Second tour FN-PS dans le Doubs : pourquoi le « ni-ni » de l’UMP n’est pas toujours efficace pour contrer le FN
Romain Millard | 07 février 2015
Second tour FN-PS dans le Doubs : pourquoi le « ni-ni » de l’UMP n’est pas toujours efficace pour contrer le FN
Par @Romain Millard, étudiant en Master Droit Economique à Sciences Po Paris, conseiller municipal
La configuration inédite qu’offre le second tour de la législative partielle du Doubs (Front National contre Parti Socialiste) doit amener l’UMP à hiérarchiser ses priorités et à adapter ses stratégies aux nouvelles circonstances. Si le « ni-ni » est acceptable avec un PS en tête au premier tour, il n’est plus tenable stratégiquement quand c’est le FN qui remporte la première place.
Les électeurs n’ont pas besoin de consigne de vote, mais les partis si…
Du point de vue de l’électeur, même de droite, les consignes de vote n’ont aucune utilité. Quel politique serait en effet assez présomptueux pour penser qu’il peut effectivement guider le choix de citoyens libres ? En ce sens, la « ligne Sarkozy » proclamant le libre choix des électeurs peut apparaître pertinente.
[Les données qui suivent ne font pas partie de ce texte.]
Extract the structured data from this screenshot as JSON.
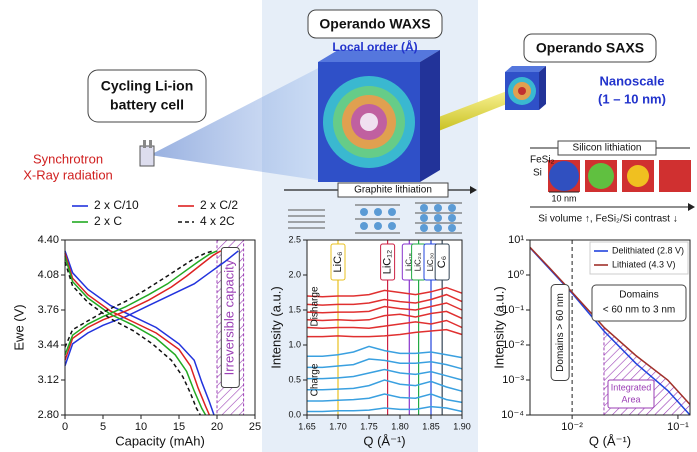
{
  "labels": {
    "battery_cell": [
      "Cycling Li-ion",
      "battery cell"
    ],
    "synchrotron": [
      "Synchrotron",
      "X-Ray radiation"
    ],
    "waxs_title": "Operando WAXS",
    "waxs_subtitle": "Local order (Å)",
    "saxs_title": "Operando SAXS",
    "saxs_subtitle": [
      "Nanoscale",
      "(1 – 10 nm)"
    ],
    "graphite": "Graphite lithiation",
    "silicon": "Silicon lithiation",
    "fesi2": "FeSi₂",
    "si": "Si",
    "scale": "10 nm",
    "si_trend": "Si volume ↑, FeSi₂/Si contrast ↓"
  },
  "chart_data": [
    {
      "type": "line",
      "x_label": "Capacity (mAh)",
      "y_label": "Ewe (V)",
      "legend": "above",
      "xlim": [
        0,
        25
      ],
      "xticks": [
        0,
        5,
        10,
        15,
        20,
        25
      ],
      "ylim": [
        2.8,
        4.4
      ],
      "yticks": [
        {
          "value": 2.8,
          "label": "2.80"
        },
        3.12,
        3.44,
        3.76,
        4.08,
        {
          "value": 4.4,
          "label": "4.40"
        }
      ],
      "annotation": "Irreversible capacity",
      "annotation_range": [
        20,
        23.5
      ],
      "annotation_color": "#9b3fb5",
      "series": [
        {
          "name": "2 x C/10",
          "color": "#2233dd",
          "dashed": false,
          "x": [
            0,
            1,
            3,
            6,
            9,
            12,
            15,
            17,
            18,
            19,
            19.6,
            null,
            0,
            1,
            3,
            5,
            8,
            11,
            14,
            17,
            19,
            21,
            22.8
          ],
          "values": [
            4.3,
            4.1,
            3.95,
            3.8,
            3.7,
            3.6,
            3.45,
            3.3,
            3.1,
            2.92,
            2.8,
            null,
            3.25,
            3.45,
            3.55,
            3.62,
            3.7,
            3.8,
            3.9,
            4.0,
            4.1,
            4.2,
            4.3
          ]
        },
        {
          "name": "2 x C/2",
          "color": "#dd2222",
          "dashed": false,
          "x": [
            0,
            1,
            3,
            6,
            9,
            12,
            15,
            16.5,
            17.5,
            18.5,
            19,
            null,
            0,
            1,
            3,
            5,
            8,
            11,
            14,
            16,
            18,
            19.5,
            20.5
          ],
          "values": [
            4.28,
            4.05,
            3.9,
            3.75,
            3.65,
            3.55,
            3.4,
            3.25,
            3.05,
            2.88,
            2.8,
            null,
            3.3,
            3.5,
            3.6,
            3.67,
            3.75,
            3.85,
            3.97,
            4.07,
            4.18,
            4.26,
            4.3
          ]
        },
        {
          "name": "2 x C",
          "color": "#22aa22",
          "dashed": false,
          "x": [
            0,
            1,
            3,
            6,
            9,
            12,
            14.5,
            16,
            17,
            18,
            18.5,
            null,
            0,
            1,
            3,
            5,
            8,
            11,
            13.5,
            15.5,
            17.5,
            19,
            20
          ],
          "values": [
            4.25,
            4.02,
            3.87,
            3.72,
            3.62,
            3.5,
            3.35,
            3.2,
            3.02,
            2.86,
            2.8,
            null,
            3.35,
            3.53,
            3.63,
            3.7,
            3.79,
            3.9,
            4.0,
            4.1,
            4.2,
            4.27,
            4.3
          ]
        },
        {
          "name": "4 x 2C",
          "color": "#111111",
          "dashed": true,
          "x": [
            0,
            1,
            3,
            6,
            9,
            11.5,
            14,
            15.5,
            16.5,
            17.3,
            17.8,
            null,
            0,
            1,
            3,
            5,
            8,
            10.5,
            13,
            15,
            17,
            18.5,
            19.5
          ],
          "values": [
            4.2,
            3.98,
            3.83,
            3.68,
            3.57,
            3.45,
            3.3,
            3.15,
            3.0,
            2.86,
            2.8,
            null,
            3.42,
            3.58,
            3.66,
            3.74,
            3.84,
            3.94,
            4.05,
            4.14,
            4.23,
            4.28,
            4.3
          ]
        }
      ]
    },
    {
      "type": "line",
      "x_label": "Q (Å⁻¹)",
      "y_label": "Intensity (a.u.)",
      "xlim": [
        1.65,
        1.9
      ],
      "xticks": [
        1.65,
        {
          "value": 1.7,
          "label": "1.70"
        },
        1.75,
        {
          "value": 1.8,
          "label": "1.80"
        },
        1.85,
        {
          "value": 1.9,
          "label": "1.90"
        }
      ],
      "ylim": [
        0,
        2.5
      ],
      "yticks": [
        {
          "value": 0,
          "label": "0.0"
        },
        0.5,
        {
          "value": 1,
          "label": "1.0"
        },
        1.5,
        {
          "value": 2,
          "label": "2.0"
        },
        2.5
      ],
      "annotations": [
        "Disharge",
        "Charge"
      ],
      "markers": [
        {
          "label": "LiC₆",
          "value": 1.7,
          "color": "#e8c020"
        },
        {
          "label": "LiC₁₂",
          "value": 1.78,
          "color": "#cc2244"
        },
        {
          "label": "LiC₁₈",
          "value": 1.815,
          "color": "#8833cc"
        },
        {
          "label": "LiC₂₄",
          "value": 1.83,
          "color": "#22aa44"
        },
        {
          "label": "LiC₃₀",
          "value": 1.85,
          "color": "#2244dd"
        },
        {
          "label": "C₆",
          "value": 1.868,
          "color": "#334455"
        }
      ],
      "x": [
        1.65,
        1.675,
        1.7,
        1.725,
        1.75,
        1.775,
        1.8,
        1.825,
        1.85,
        1.875,
        1.9
      ],
      "series": [
        {
          "color": "#e03030",
          "values": [
            1.12,
            1.12,
            1.13,
            1.12,
            1.12,
            1.13,
            1.15,
            1.18,
            1.2,
            1.22,
            1.15
          ]
        },
        {
          "color": "#e03030",
          "values": [
            1.25,
            1.24,
            1.25,
            1.25,
            1.24,
            1.27,
            1.3,
            1.33,
            1.3,
            1.35,
            1.25
          ]
        },
        {
          "color": "#e03030",
          "values": [
            1.36,
            1.35,
            1.36,
            1.35,
            1.36,
            1.42,
            1.44,
            1.4,
            1.45,
            1.48,
            1.38
          ]
        },
        {
          "color": "#e03030",
          "values": [
            1.47,
            1.46,
            1.47,
            1.47,
            1.48,
            1.55,
            1.52,
            1.5,
            1.55,
            1.6,
            1.5
          ]
        },
        {
          "color": "#e03030",
          "values": [
            1.58,
            1.57,
            1.58,
            1.58,
            1.6,
            1.65,
            1.62,
            1.6,
            1.65,
            1.72,
            1.62
          ]
        },
        {
          "color": "#e03030",
          "values": [
            1.7,
            1.69,
            1.7,
            1.7,
            1.72,
            1.78,
            1.75,
            1.72,
            1.76,
            1.82,
            1.74
          ]
        },
        {
          "color": "#3aa0e0",
          "values": [
            0.05,
            0.05,
            0.06,
            0.06,
            0.07,
            0.1,
            0.08,
            0.08,
            0.12,
            0.1,
            0.05
          ]
        },
        {
          "color": "#3aa0e0",
          "values": [
            0.2,
            0.2,
            0.21,
            0.22,
            0.24,
            0.3,
            0.25,
            0.24,
            0.3,
            0.22,
            0.18
          ]
        },
        {
          "color": "#3aa0e0",
          "values": [
            0.36,
            0.36,
            0.37,
            0.38,
            0.42,
            0.5,
            0.44,
            0.42,
            0.48,
            0.4,
            0.34
          ]
        },
        {
          "color": "#3aa0e0",
          "values": [
            0.52,
            0.52,
            0.53,
            0.55,
            0.6,
            0.65,
            0.6,
            0.58,
            0.62,
            0.56,
            0.5
          ]
        },
        {
          "color": "#3aa0e0",
          "values": [
            0.68,
            0.68,
            0.7,
            0.72,
            0.8,
            0.78,
            0.74,
            0.74,
            0.76,
            0.72,
            0.66
          ]
        },
        {
          "color": "#3aa0e0",
          "values": [
            0.84,
            0.84,
            0.86,
            0.9,
            0.98,
            0.92,
            0.88,
            0.88,
            0.9,
            0.86,
            0.82
          ]
        }
      ]
    },
    {
      "type": "line",
      "x_label": "Q (Å⁻¹)",
      "y_label": "Intensity (a.u.)",
      "log_x": true,
      "log_y": true,
      "legend": "upper right",
      "xlim": [
        0.004,
        0.13
      ],
      "xticks": [
        {
          "value": 0.01,
          "label": "10⁻²"
        },
        {
          "value": 0.1,
          "label": "10⁻¹"
        }
      ],
      "ylim": [
        0.0001,
        10
      ],
      "yticks": [
        {
          "value": 0.0001,
          "label": "10⁻⁴"
        },
        {
          "value": 0.001,
          "label": "10⁻³"
        },
        {
          "value": 0.01,
          "label": "10⁻²"
        },
        {
          "value": 0.1,
          "label": "10⁻¹"
        },
        {
          "value": 1,
          "label": "10⁰"
        },
        {
          "value": 10,
          "label": "10¹"
        }
      ],
      "vline": 0.01,
      "integrated_range": [
        0.02,
        0.13
      ],
      "annotations": [
        "Domains > 60 nm",
        "Domains",
        "< 60 nm to 3 nm",
        "Integrated",
        "Area"
      ],
      "series": [
        {
          "name": "Delithiated (2.8 V)",
          "color": "#2244dd",
          "x": [
            0.004,
            0.006,
            0.01,
            0.02,
            0.04,
            0.08,
            0.13
          ],
          "values": [
            6,
            1.6,
            0.3,
            0.025,
            0.003,
            0.0005,
            0.0001
          ]
        },
        {
          "name": "Lithiated (4.3 V)",
          "color": "#a0302a",
          "x": [
            0.004,
            0.006,
            0.01,
            0.02,
            0.04,
            0.08,
            0.13
          ],
          "values": [
            6.2,
            1.7,
            0.32,
            0.032,
            0.005,
            0.001,
            0.0002
          ]
        }
      ]
    }
  ]
}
Cependant, les consignes de vote demeurent essentielles pour la cohésion d’un parti politique. Le comportement dans la défaite permet de révéler les priorités stratégiques et les alliances auxquelles on est prêt à consentir. Elles révèlent surtout la hiérarchie des adversaires. Or, ces éléments-là seront déterminants dans le choix des électeurs à long terme.
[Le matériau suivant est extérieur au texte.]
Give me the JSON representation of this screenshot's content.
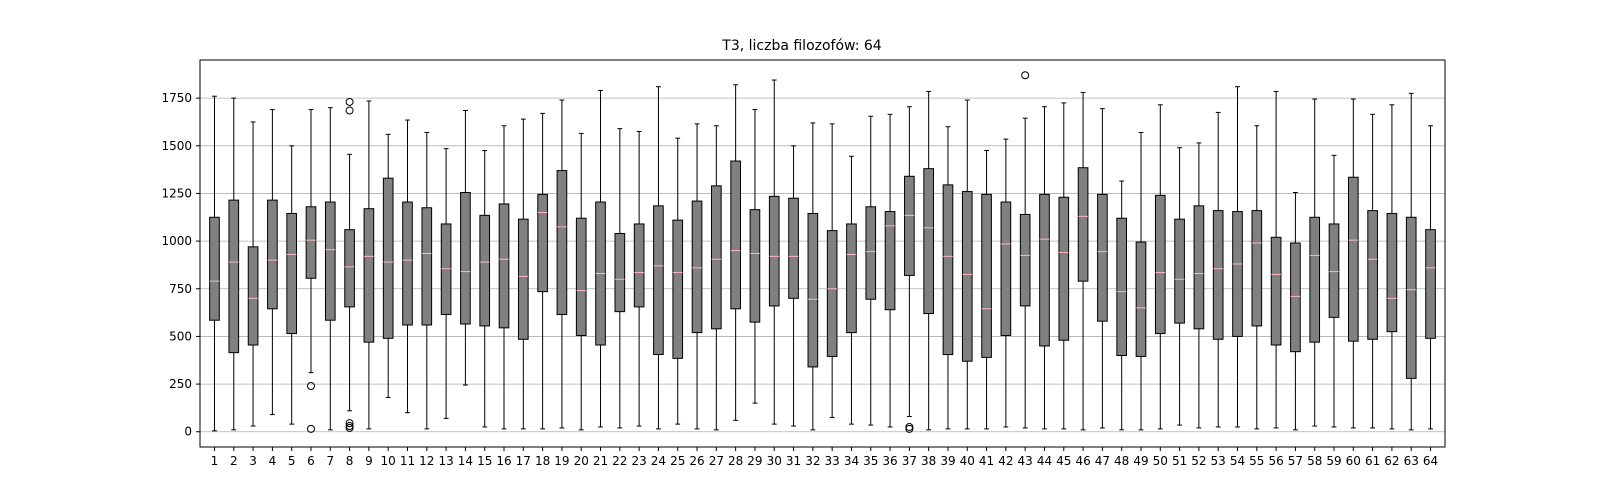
{
  "chart_data": {
    "type": "boxplot",
    "title": "T3, liczba filozofów: 64",
    "xlabel": "",
    "ylabel": "",
    "ylim": [
      -80,
      1950
    ],
    "yticks": [
      0,
      250,
      500,
      750,
      1000,
      1250,
      1500,
      1750
    ],
    "grid": "horizontal",
    "colors": {
      "box_fill": "#808080",
      "median": "#ffb6c1",
      "grid": "#b0b0b0",
      "edge": "#000000"
    },
    "categories": [
      "1",
      "2",
      "3",
      "4",
      "5",
      "6",
      "7",
      "8",
      "9",
      "10",
      "11",
      "12",
      "13",
      "14",
      "15",
      "16",
      "17",
      "18",
      "19",
      "20",
      "21",
      "22",
      "23",
      "24",
      "25",
      "26",
      "27",
      "28",
      "29",
      "30",
      "31",
      "32",
      "33",
      "34",
      "35",
      "36",
      "37",
      "38",
      "39",
      "40",
      "41",
      "42",
      "43",
      "44",
      "45",
      "46",
      "47",
      "48",
      "49",
      "50",
      "51",
      "52",
      "53",
      "54",
      "55",
      "56",
      "57",
      "58",
      "59",
      "60",
      "61",
      "62",
      "63",
      "64"
    ],
    "boxes": [
      {
        "whislo": 5,
        "q1": 585,
        "med": 790,
        "q3": 1125,
        "whishi": 1760,
        "fliers": []
      },
      {
        "whislo": 10,
        "q1": 415,
        "med": 890,
        "q3": 1215,
        "whishi": 1750,
        "fliers": []
      },
      {
        "whislo": 30,
        "q1": 455,
        "med": 700,
        "q3": 970,
        "whishi": 1625,
        "fliers": []
      },
      {
        "whislo": 90,
        "q1": 645,
        "med": 900,
        "q3": 1215,
        "whishi": 1690,
        "fliers": []
      },
      {
        "whislo": 40,
        "q1": 515,
        "med": 930,
        "q3": 1145,
        "whishi": 1500,
        "fliers": []
      },
      {
        "whislo": 310,
        "q1": 805,
        "med": 1005,
        "q3": 1180,
        "whishi": 1690,
        "fliers": [
          15,
          240
        ]
      },
      {
        "whislo": 10,
        "q1": 585,
        "med": 955,
        "q3": 1205,
        "whishi": 1700,
        "fliers": []
      },
      {
        "whislo": 110,
        "q1": 655,
        "med": 865,
        "q3": 1060,
        "whishi": 1455,
        "fliers": [
          20,
          30,
          45,
          1685,
          1730
        ]
      },
      {
        "whislo": 15,
        "q1": 470,
        "med": 920,
        "q3": 1170,
        "whishi": 1735,
        "fliers": []
      },
      {
        "whislo": 180,
        "q1": 490,
        "med": 890,
        "q3": 1330,
        "whishi": 1560,
        "fliers": []
      },
      {
        "whislo": 100,
        "q1": 560,
        "med": 900,
        "q3": 1205,
        "whishi": 1635,
        "fliers": []
      },
      {
        "whislo": 15,
        "q1": 560,
        "med": 935,
        "q3": 1175,
        "whishi": 1570,
        "fliers": []
      },
      {
        "whislo": 70,
        "q1": 615,
        "med": 855,
        "q3": 1090,
        "whishi": 1485,
        "fliers": []
      },
      {
        "whislo": 245,
        "q1": 565,
        "med": 840,
        "q3": 1255,
        "whishi": 1685,
        "fliers": []
      },
      {
        "whislo": 25,
        "q1": 555,
        "med": 890,
        "q3": 1135,
        "whishi": 1475,
        "fliers": []
      },
      {
        "whislo": 15,
        "q1": 545,
        "med": 905,
        "q3": 1195,
        "whishi": 1605,
        "fliers": []
      },
      {
        "whislo": 15,
        "q1": 485,
        "med": 815,
        "q3": 1115,
        "whishi": 1640,
        "fliers": []
      },
      {
        "whislo": 15,
        "q1": 735,
        "med": 1150,
        "q3": 1245,
        "whishi": 1670,
        "fliers": []
      },
      {
        "whislo": 20,
        "q1": 615,
        "med": 1075,
        "q3": 1370,
        "whishi": 1740,
        "fliers": []
      },
      {
        "whislo": 10,
        "q1": 505,
        "med": 740,
        "q3": 1120,
        "whishi": 1565,
        "fliers": []
      },
      {
        "whislo": 25,
        "q1": 455,
        "med": 830,
        "q3": 1205,
        "whishi": 1790,
        "fliers": []
      },
      {
        "whislo": 20,
        "q1": 630,
        "med": 800,
        "q3": 1040,
        "whishi": 1590,
        "fliers": []
      },
      {
        "whislo": 30,
        "q1": 655,
        "med": 835,
        "q3": 1090,
        "whishi": 1575,
        "fliers": []
      },
      {
        "whislo": 15,
        "q1": 405,
        "med": 870,
        "q3": 1185,
        "whishi": 1810,
        "fliers": []
      },
      {
        "whislo": 40,
        "q1": 385,
        "med": 835,
        "q3": 1110,
        "whishi": 1540,
        "fliers": []
      },
      {
        "whislo": 15,
        "q1": 520,
        "med": 860,
        "q3": 1210,
        "whishi": 1615,
        "fliers": []
      },
      {
        "whislo": 10,
        "q1": 540,
        "med": 905,
        "q3": 1290,
        "whishi": 1605,
        "fliers": []
      },
      {
        "whislo": 60,
        "q1": 645,
        "med": 950,
        "q3": 1420,
        "whishi": 1820,
        "fliers": []
      },
      {
        "whislo": 150,
        "q1": 575,
        "med": 935,
        "q3": 1165,
        "whishi": 1690,
        "fliers": []
      },
      {
        "whislo": 40,
        "q1": 660,
        "med": 920,
        "q3": 1235,
        "whishi": 1845,
        "fliers": []
      },
      {
        "whislo": 30,
        "q1": 700,
        "med": 920,
        "q3": 1225,
        "whishi": 1500,
        "fliers": []
      },
      {
        "whislo": 10,
        "q1": 340,
        "med": 695,
        "q3": 1145,
        "whishi": 1620,
        "fliers": []
      },
      {
        "whislo": 75,
        "q1": 395,
        "med": 750,
        "q3": 1055,
        "whishi": 1615,
        "fliers": []
      },
      {
        "whislo": 40,
        "q1": 520,
        "med": 930,
        "q3": 1090,
        "whishi": 1445,
        "fliers": []
      },
      {
        "whislo": 35,
        "q1": 695,
        "med": 945,
        "q3": 1180,
        "whishi": 1655,
        "fliers": []
      },
      {
        "whislo": 25,
        "q1": 640,
        "med": 1080,
        "q3": 1155,
        "whishi": 1665,
        "fliers": []
      },
      {
        "whislo": 80,
        "q1": 820,
        "med": 1135,
        "q3": 1340,
        "whishi": 1705,
        "fliers": [
          15,
          25
        ]
      },
      {
        "whislo": 10,
        "q1": 620,
        "med": 1070,
        "q3": 1380,
        "whishi": 1785,
        "fliers": []
      },
      {
        "whislo": 15,
        "q1": 405,
        "med": 920,
        "q3": 1295,
        "whishi": 1600,
        "fliers": []
      },
      {
        "whislo": 15,
        "q1": 370,
        "med": 825,
        "q3": 1260,
        "whishi": 1740,
        "fliers": []
      },
      {
        "whislo": 15,
        "q1": 390,
        "med": 645,
        "q3": 1245,
        "whishi": 1475,
        "fliers": []
      },
      {
        "whislo": 25,
        "q1": 505,
        "med": 985,
        "q3": 1205,
        "whishi": 1535,
        "fliers": []
      },
      {
        "whislo": 20,
        "q1": 660,
        "med": 925,
        "q3": 1140,
        "whishi": 1645,
        "fliers": [
          1870
        ]
      },
      {
        "whislo": 15,
        "q1": 450,
        "med": 1010,
        "q3": 1245,
        "whishi": 1705,
        "fliers": []
      },
      {
        "whislo": 15,
        "q1": 480,
        "med": 940,
        "q3": 1230,
        "whishi": 1725,
        "fliers": []
      },
      {
        "whislo": 10,
        "q1": 790,
        "med": 1130,
        "q3": 1385,
        "whishi": 1780,
        "fliers": []
      },
      {
        "whislo": 20,
        "q1": 580,
        "med": 945,
        "q3": 1245,
        "whishi": 1695,
        "fliers": []
      },
      {
        "whislo": 10,
        "q1": 400,
        "med": 735,
        "q3": 1120,
        "whishi": 1315,
        "fliers": []
      },
      {
        "whislo": 10,
        "q1": 395,
        "med": 650,
        "q3": 995,
        "whishi": 1570,
        "fliers": []
      },
      {
        "whislo": 15,
        "q1": 515,
        "med": 835,
        "q3": 1240,
        "whishi": 1715,
        "fliers": []
      },
      {
        "whislo": 35,
        "q1": 570,
        "med": 800,
        "q3": 1115,
        "whishi": 1490,
        "fliers": []
      },
      {
        "whislo": 20,
        "q1": 540,
        "med": 830,
        "q3": 1185,
        "whishi": 1515,
        "fliers": []
      },
      {
        "whislo": 25,
        "q1": 485,
        "med": 855,
        "q3": 1160,
        "whishi": 1675,
        "fliers": []
      },
      {
        "whislo": 25,
        "q1": 500,
        "med": 880,
        "q3": 1155,
        "whishi": 1810,
        "fliers": []
      },
      {
        "whislo": 15,
        "q1": 555,
        "med": 990,
        "q3": 1160,
        "whishi": 1605,
        "fliers": []
      },
      {
        "whislo": 20,
        "q1": 455,
        "med": 825,
        "q3": 1020,
        "whishi": 1785,
        "fliers": []
      },
      {
        "whislo": 10,
        "q1": 420,
        "med": 710,
        "q3": 990,
        "whishi": 1255,
        "fliers": []
      },
      {
        "whislo": 30,
        "q1": 470,
        "med": 925,
        "q3": 1125,
        "whishi": 1745,
        "fliers": []
      },
      {
        "whislo": 25,
        "q1": 600,
        "med": 840,
        "q3": 1090,
        "whishi": 1450,
        "fliers": []
      },
      {
        "whislo": 20,
        "q1": 475,
        "med": 1005,
        "q3": 1335,
        "whishi": 1745,
        "fliers": []
      },
      {
        "whislo": 20,
        "q1": 485,
        "med": 905,
        "q3": 1160,
        "whishi": 1665,
        "fliers": []
      },
      {
        "whislo": 15,
        "q1": 525,
        "med": 700,
        "q3": 1145,
        "whishi": 1715,
        "fliers": []
      },
      {
        "whislo": 10,
        "q1": 280,
        "med": 745,
        "q3": 1125,
        "whishi": 1775,
        "fliers": []
      },
      {
        "whislo": 15,
        "q1": 490,
        "med": 860,
        "q3": 1060,
        "whishi": 1605,
        "fliers": []
      }
    ]
  }
}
C’est pourquoi le « libre choix laissé aux électeurs » n’était pas une ligne tenable pour un parti politique, ce qui explique la défaite interne de Nicolas Sarkozy au Bureau politique de l’UMP du mardi 3 février. L’UMP devait choisir une option claire : appeler à voter PS, appeler à voter FN ou appeler à voter blanc.
Mission impossible : faire perdre le FN sans faire gagner le PS
Un consensus s’est dégagé sans surprise pour écarter d’emblée l’idée de voter Front National. Au-delà des oppositions sur les valeurs, il est apparu évident que le seul objectif de Marine Le Pen est de « tuer » la droite parlementaire pour se retrouver en face à face avec la gauche. Une alliance avec elle serait donc non seulement une faute morale mais aussi une grossière erreur tactique pour l’UMP.
Dès lors, la réelle question posée au parti d’opposition est celle-ci : doit-il renvoyer dos à dos le FN et le PS et les considérer comme des adversaires de même nature ?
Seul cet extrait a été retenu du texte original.